Why had he failed to—
He slapped his head.
Idiot.
He’d sensed experience. That was what had thrown him off course. He’d sensed and reacted to it without articulating it to himself.
Though it was never easy to determine a woman’s age precisely, any moron could identify a green girl.
This girl was not fresh from the schoolroom.
Darius was surprised, however, when he found out exactly how old she was.
He did so, he was sure, merely to satisfy his intellectual curiosity. This was no different than his curiosity abo
ut the dragonflies. He approached the matter as he would any other scientific inquiry, though he was more discreet about it.
At the Unicorn, while his manservant, Goodbody, sighed over the grass stains and mud on his trousers, Darius encouraged the pair of not-unattractive maidservants to gossip.
This was how he learned that Lady Charlotte Hayward was seven and twenty years old.
Seven and twenty and unwed!
Darius could not make sense of it.
She was the only daughter of a marquess.
She was beautiful.
Her father was no impoverished aristocrat but a high-ranking, well-liked, and wealthy one.
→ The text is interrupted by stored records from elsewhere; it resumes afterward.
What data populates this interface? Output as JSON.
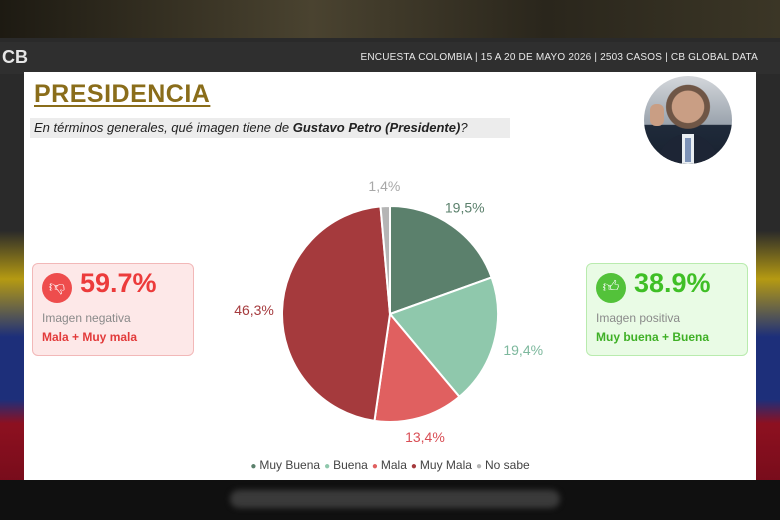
{
  "brand": {
    "logo_text": "CB"
  },
  "header": {
    "survey_info": "ENCUESTA COLOMBIA | 15 A 20 DE MAYO 2026 | 2503 CASOS | CB GLOBAL DATA"
  },
  "card": {
    "title": "PRESIDENCIA",
    "question_pre": "En términos generales, qué imagen tiene de ",
    "question_name": "Gustavo Petro (Presidente)",
    "question_post": "?"
  },
  "negative": {
    "pct": "59.7%",
    "label": "Imagen negativa",
    "sub": "Mala + Muy mala",
    "icon": "thumbs-down-icon"
  },
  "positive": {
    "pct": "38.9%",
    "label": "Imagen positiva",
    "sub": "Muy buena + Buena",
    "icon": "thumbs-up-icon"
  },
  "chart_data": {
    "type": "pie",
    "categories": [
      "Muy Buena",
      "Buena",
      "Mala",
      "Muy Mala",
      "No sabe"
    ],
    "values": [
      19.5,
      19.4,
      13.4,
      46.3,
      1.4
    ],
    "value_labels": [
      "19,5%",
      "19,4%",
      "13,4%",
      "46,3%",
      "1,4%"
    ],
    "colors": [
      "#5b806c",
      "#8fc8ac",
      "#e06060",
      "#a53a3d",
      "#b5b5b5"
    ],
    "label_colors": [
      "#5b806c",
      "#7db89d",
      "#d94e55",
      "#a53a3d",
      "#a8a8a8"
    ],
    "legend": [
      "Muy Buena",
      "Buena",
      "Mala",
      "Muy Mala",
      "No sabe"
    ],
    "legend_placement": "bottom"
  }
}
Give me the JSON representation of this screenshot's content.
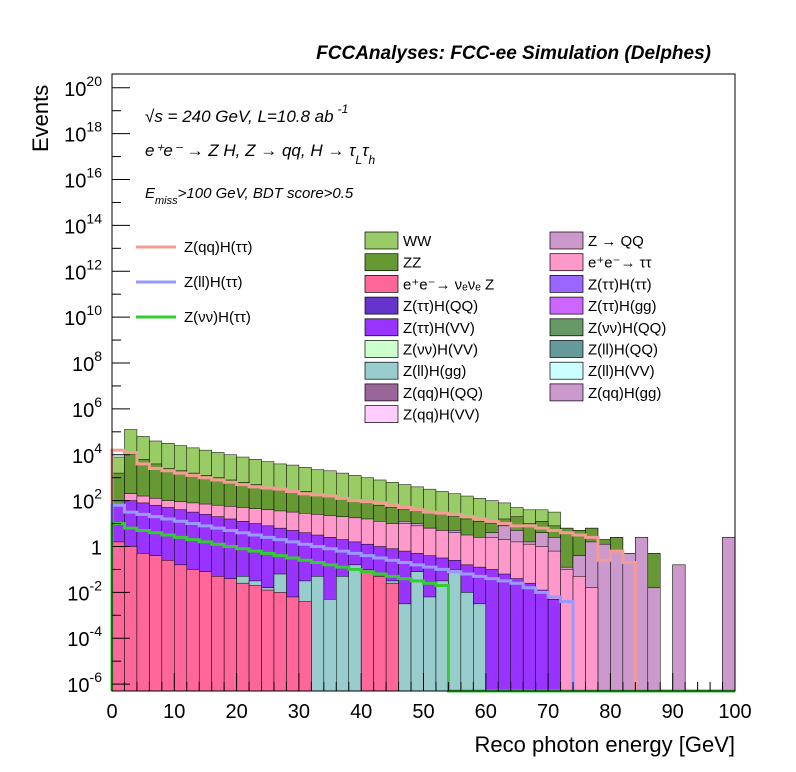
{
  "chart_data": {
    "type": "histogram",
    "header": "FCCAnalyses: FCC-ee Simulation (Delphes)",
    "xlabel": "Reco photon energy [GeV]",
    "ylabel": "Events",
    "xlim": [
      0,
      100
    ],
    "ylim_log10": [
      -6.3,
      20.6
    ],
    "y_scale": "log",
    "bin_width": 2,
    "x_tick_labels": [
      "0",
      "10",
      "20",
      "30",
      "40",
      "50",
      "60",
      "70",
      "80",
      "90",
      "100"
    ],
    "y_tick_labels": [
      {
        "base": "10",
        "exp": "20",
        "log": 20
      },
      {
        "base": "10",
        "exp": "18",
        "log": 18
      },
      {
        "base": "10",
        "exp": "16",
        "log": 16
      },
      {
        "base": "10",
        "exp": "14",
        "log": 14
      },
      {
        "base": "10",
        "exp": "12",
        "log": 12
      },
      {
        "base": "10",
        "exp": "10",
        "log": 10
      },
      {
        "base": "10",
        "exp": "8",
        "log": 8
      },
      {
        "base": "10",
        "exp": "6",
        "log": 6
      },
      {
        "base": "10",
        "exp": "4",
        "log": 4
      },
      {
        "base": "10",
        "exp": "2",
        "log": 2
      },
      {
        "base": "1",
        "exp": "",
        "log": 0
      },
      {
        "base": "10",
        "exp": "-2",
        "log": -2
      },
      {
        "base": "10",
        "exp": "-4",
        "log": -4
      },
      {
        "base": "10",
        "exp": "-6",
        "log": -6
      }
    ],
    "annotations": {
      "line1": "√s = 240 GeV, L=10.8 ab",
      "line1_sup": "-1",
      "line2": "e⁺e⁻ → Z H, Z → qq, H → τ",
      "line2_sub1": "L",
      "line2_tau": "τ",
      "line2_sub2": "h",
      "line3_E": "E",
      "line3_sub": "miss",
      "line3_rest": ">100 GeV, BDT score>0.5"
    },
    "legend_signals": [
      {
        "label": "Z(qq)H(ττ)",
        "color": "#f49c94"
      },
      {
        "label": "Z(ll)H(ττ)",
        "color": "#9999ff"
      },
      {
        "label": "Z(νν)H(ττ)",
        "color": "#33cc33"
      }
    ],
    "legend_backgrounds_col1": [
      {
        "label": "WW",
        "color": "#99cc66"
      },
      {
        "label": "ZZ",
        "color": "#669933"
      },
      {
        "label": "e⁺e⁻→ νₑνₑ Z",
        "color": "#ff6699"
      },
      {
        "label": "Z(ττ)H(QQ)",
        "color": "#6633cc"
      },
      {
        "label": "Z(ττ)H(VV)",
        "color": "#9933ff"
      },
      {
        "label": "Z(νν)H(VV)",
        "color": "#ccffcc"
      },
      {
        "label": "Z(ll)H(gg)",
        "color": "#99cccc"
      },
      {
        "label": "Z(qq)H(QQ)",
        "color": "#996699"
      },
      {
        "label": "Z(qq)H(VV)",
        "color": "#ffccff"
      }
    ],
    "legend_backgrounds_col2": [
      {
        "label": "Z → QQ",
        "color": "#cc99cc"
      },
      {
        "label": "e⁺e⁻→ ττ",
        "color": "#ff99cc"
      },
      {
        "label": "Z(ττ)H(ττ)",
        "color": "#9966ff"
      },
      {
        "label": "Z(ττ)H(gg)",
        "color": "#cc66ff"
      },
      {
        "label": "Z(νν)H(QQ)",
        "color": "#669966"
      },
      {
        "label": "Z(ll)H(QQ)",
        "color": "#669999"
      },
      {
        "label": "Z(ll)H(VV)",
        "color": "#ccffff"
      },
      {
        "label": "Z(qq)H(gg)",
        "color": "#cc99cc"
      }
    ],
    "stack_total_log10": [
      3.9,
      5.1,
      4.8,
      4.6,
      4.5,
      4.4,
      4.3,
      4.2,
      4.1,
      4.0,
      3.9,
      3.8,
      3.7,
      3.6,
      3.55,
      3.45,
      3.35,
      3.3,
      3.2,
      3.1,
      3.0,
      2.9,
      2.8,
      2.7,
      2.6,
      2.5,
      2.4,
      2.3,
      2.2,
      2.1,
      2.0,
      1.9,
      1.7,
      1.6,
      1.6,
      1.5,
      0.8,
      0.7,
      0.8,
      0.3,
      0.4,
      -0.3,
      0.4,
      -0.3,
      -6.3,
      -0.8,
      -6.3,
      -6.3,
      -6.3,
      0.4
    ],
    "layers": [
      {
        "name": "ZZ",
        "color": "#669933",
        "log10": [
          3.2,
          4.0,
          3.8,
          3.6,
          3.4,
          3.3,
          3.2,
          3.1,
          3.0,
          2.9,
          2.8,
          2.7,
          2.6,
          2.5,
          2.45,
          2.4,
          2.3,
          2.2,
          2.1,
          2.0,
          1.9,
          1.8,
          1.7,
          1.6,
          1.55,
          1.5,
          1.4,
          1.3,
          1.2,
          1.1,
          1.0,
          1.2,
          1.3,
          1.0,
          1.1,
          0.9,
          0.8,
          0.7,
          0.8,
          0.3,
          0.4,
          -0.3,
          0.4,
          -0.3,
          -6.3,
          -0.8,
          -6.3,
          -6.3,
          -6.3,
          -6.3
        ]
      },
      {
        "name": "Z → QQ",
        "color": "#cc99cc",
        "log10": [
          -2.8,
          -1.5,
          0.4,
          0.3,
          -0.2,
          -0.5,
          0.6,
          0.1,
          -0.3,
          0.0,
          0.5,
          0.2,
          -0.5,
          -0.1,
          0.7,
          0.0,
          -0.2,
          0.3,
          0.2,
          0.3,
          1.0,
          0.8,
          0.6,
          1.1,
          1.0,
          0.8,
          0.5,
          0.7,
          -1.0,
          0.3,
          0.6,
          0.9,
          0.7,
          0.2,
          0.6,
          0.4,
          -0.9,
          -0.4,
          0.2,
          0.1,
          -0.2,
          -0.3,
          0.4,
          -1.8,
          -6.3,
          -0.8,
          -6.3,
          -6.3,
          -6.3,
          0.4
        ]
      },
      {
        "name": "e⁺e⁻→ ττ",
        "color": "#ff99cc",
        "log10": [
          1.5,
          2.3,
          2.2,
          2.1,
          2.0,
          1.95,
          1.9,
          1.85,
          1.8,
          1.75,
          1.7,
          1.65,
          1.6,
          1.55,
          1.5,
          1.45,
          1.4,
          1.35,
          1.3,
          1.25,
          1.2,
          1.1,
          1.0,
          1.0,
          0.9,
          0.8,
          0.7,
          0.6,
          0.5,
          0.4,
          0.4,
          0.3,
          0.2,
          0.1,
          0.0,
          -0.2,
          -1.0,
          -1.3,
          -1.8,
          -6.3,
          -6.3,
          -6.3,
          -6.3,
          -6.3,
          -6.3,
          -6.3,
          -6.3,
          -6.3,
          -6.3,
          -6.3
        ]
      },
      {
        "name": "Z(ττ)H(VV)",
        "color": "#9933ff",
        "log10": [
          1.8,
          2.0,
          1.9,
          1.8,
          1.7,
          1.6,
          1.5,
          1.4,
          1.3,
          1.2,
          1.1,
          1.0,
          0.9,
          0.8,
          0.7,
          0.6,
          0.5,
          0.4,
          0.3,
          0.2,
          0.1,
          0.0,
          -0.1,
          -0.2,
          -0.3,
          -0.4,
          -0.5,
          -0.6,
          -0.8,
          -0.9,
          -1.0,
          -1.2,
          -1.4,
          -1.6,
          -1.9,
          -2.3,
          -6.3,
          -6.3,
          -6.3,
          -6.3,
          -6.3,
          -6.3,
          -6.3,
          -6.3,
          -6.3,
          -6.3,
          -6.3,
          -6.3,
          -6.3,
          -6.3
        ]
      },
      {
        "name": "Z(ll)H(gg)",
        "color": "#99cccc",
        "log10": [
          -2.8,
          -2.3,
          -1.5,
          -1.5,
          -2.0,
          -1.5,
          -2.3,
          -1.8,
          -1.5,
          -2.0,
          -1.3,
          -1.5,
          -1.8,
          -1.2,
          -2.5,
          -1.5,
          -1.3,
          -2.3,
          -1.3,
          -0.8,
          -1.0,
          -2.0,
          -1.5,
          -2.5,
          -1.1,
          -2.2,
          -1.5,
          -1.0,
          -2.0,
          -2.5,
          -6.3,
          -6.3,
          -6.3,
          -6.3,
          -6.3,
          -6.3,
          -6.3,
          -6.3,
          -6.3,
          -6.3,
          -6.3,
          -6.3,
          -6.3,
          -6.3,
          -6.3,
          -6.3,
          -6.3,
          -6.3,
          -6.3,
          -6.3
        ]
      },
      {
        "name": "Z(ll)H(VV)",
        "color": "#ccffff",
        "log10": [
          -6.3,
          -6.3,
          -6.3,
          -6.3,
          -6.3,
          -6.3,
          -6.3,
          -6.3,
          -6.3,
          -6.3,
          -6.3,
          -6.3,
          -6.3,
          -6.3,
          -6.3,
          -6.3,
          -6.3,
          -6.3,
          -6.3,
          -6.3,
          -6.3,
          -6.3,
          -6.3,
          -6.3,
          -6.3,
          -6.3,
          -6.3,
          -6.3,
          -6.3,
          -6.3,
          -6.3,
          -6.3,
          -6.3,
          -6.3,
          -6.3,
          -6.3,
          -6.3,
          -6.3,
          -6.3,
          -6.3,
          -6.3,
          -6.3,
          -6.3,
          -6.3,
          -6.3,
          -6.3,
          -6.3,
          -6.3,
          -6.3,
          -6.3
        ]
      },
      {
        "name": "e⁺e⁻→ νₑνₑ Z",
        "color": "#ff6699",
        "log10": [
          0.2,
          0.0,
          -0.3,
          -0.4,
          -0.6,
          -0.8,
          -1.0,
          -1.1,
          -1.3,
          -1.4,
          -1.6,
          -1.7,
          -1.9,
          -2.0,
          -2.2,
          -2.4,
          -6.3,
          -6.3,
          -6.3,
          -6.3,
          -1.0,
          -1.3,
          -1.6,
          -6.3,
          -6.3,
          -6.3,
          -6.3,
          -6.3,
          -6.3,
          -6.3,
          -6.3,
          -6.3,
          -6.3,
          -6.3,
          -6.3,
          -6.3,
          -6.3,
          -6.3,
          -6.3,
          -6.3,
          -6.3,
          -6.3,
          -6.3,
          -6.3,
          -6.3,
          -6.3,
          -6.3,
          -6.3,
          -6.3,
          -6.3
        ]
      }
    ],
    "signal_lines": [
      {
        "name": "Z(qq)H(ττ)",
        "color": "#f49c94",
        "log10": [
          4.2,
          4.1,
          3.6,
          3.4,
          3.3,
          3.2,
          3.1,
          3.0,
          2.9,
          2.8,
          2.7,
          2.6,
          2.55,
          2.5,
          2.4,
          2.3,
          2.25,
          2.2,
          2.1,
          2.0,
          1.95,
          1.9,
          1.8,
          1.7,
          1.6,
          1.5,
          1.45,
          1.4,
          1.3,
          1.2,
          1.1,
          1.0,
          0.9,
          0.9,
          0.8,
          0.7,
          0.6,
          0.5,
          0.4,
          -0.6,
          -0.2,
          -0.7,
          -6.3,
          -6.3,
          -6.3,
          -6.3,
          -6.3,
          -6.3,
          -6.3,
          -6.3
        ]
      },
      {
        "name": "Z(ll)H(ττ)",
        "color": "#9999ff",
        "log10": [
          1.8,
          1.5,
          1.4,
          1.3,
          1.2,
          1.1,
          1.0,
          0.9,
          0.8,
          0.7,
          0.6,
          0.5,
          0.4,
          0.3,
          0.2,
          0.1,
          0.0,
          -0.1,
          -0.2,
          -0.3,
          -0.4,
          -0.5,
          -0.6,
          -0.7,
          -0.8,
          -0.9,
          -1.0,
          -1.1,
          -1.2,
          -1.3,
          -1.4,
          -1.5,
          -1.6,
          -1.8,
          -2.0,
          -2.2,
          -2.4,
          -6.3,
          -6.3,
          -6.3,
          -6.3,
          -6.3,
          -6.3,
          -6.3,
          -6.3,
          -6.3,
          -6.3,
          -6.3,
          -6.3,
          -6.3
        ]
      },
      {
        "name": "Z(νν)H(ττ)",
        "color": "#33cc33",
        "log10": [
          1.0,
          0.8,
          0.7,
          0.6,
          0.5,
          0.4,
          0.3,
          0.2,
          0.1,
          0.0,
          -0.1,
          -0.2,
          -0.3,
          -0.4,
          -0.5,
          -0.6,
          -0.7,
          -0.8,
          -0.9,
          -1.0,
          -1.1,
          -1.2,
          -1.3,
          -1.4,
          -1.5,
          -1.6,
          -1.7,
          -6.3,
          -6.3,
          -6.3,
          -6.3,
          -6.3,
          -6.3,
          -6.3,
          -6.3,
          -6.3,
          -6.3,
          -6.3,
          -6.3,
          -6.3,
          -6.3,
          -6.3,
          -6.3,
          -6.3,
          -6.3,
          -6.3,
          -6.3,
          -6.3,
          -6.3,
          -6.3
        ]
      }
    ]
  }
}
What family in England would not wish for the connection? What gentleman seeking to fill his nursery would not wish to breed with such prime blood-stock? How was it that none had done so?
Darius was so perplexed—not to mention exasperated—that he forgot about bedding the maidservants. Instead, following a wash, shave, and change of clothes, he left Goodbody to brood over his boots and continued his investigation in the Unicorn’s taproom.
Here he found that theories—or rather, rumors—abounded.
“A terrible tragedy, that one,” said the innkeeper’s wife as she served his pint. “Lady Charlotte had her heart set on an officer, but he got blown to bits at Waterloo.”
“Nothing to do with Waterloo,” one of her patrons insisted. “He was killed at Baltimore during that war with the Americans.”
“Wasn’t no officer,” another argued. “A Count Somebody come to London with the Tsar of Russia for the victory celebrations. Caught a fever and died.”
An argument ensued.
At the inn’s stables, a less romantic point of view prevailed. Lady Charlotte had not buried her heart in any dashing officer’s or foreign nobleman’s grave. The reason she wasn’t wed was simple enough: No one was good enough for her.
“I see,” Darius said. “Her suitors were an inferior lot of fellows.”
“Oh, no, sir,” said one of the stablemen. “She had a duke after her. And a marquess.”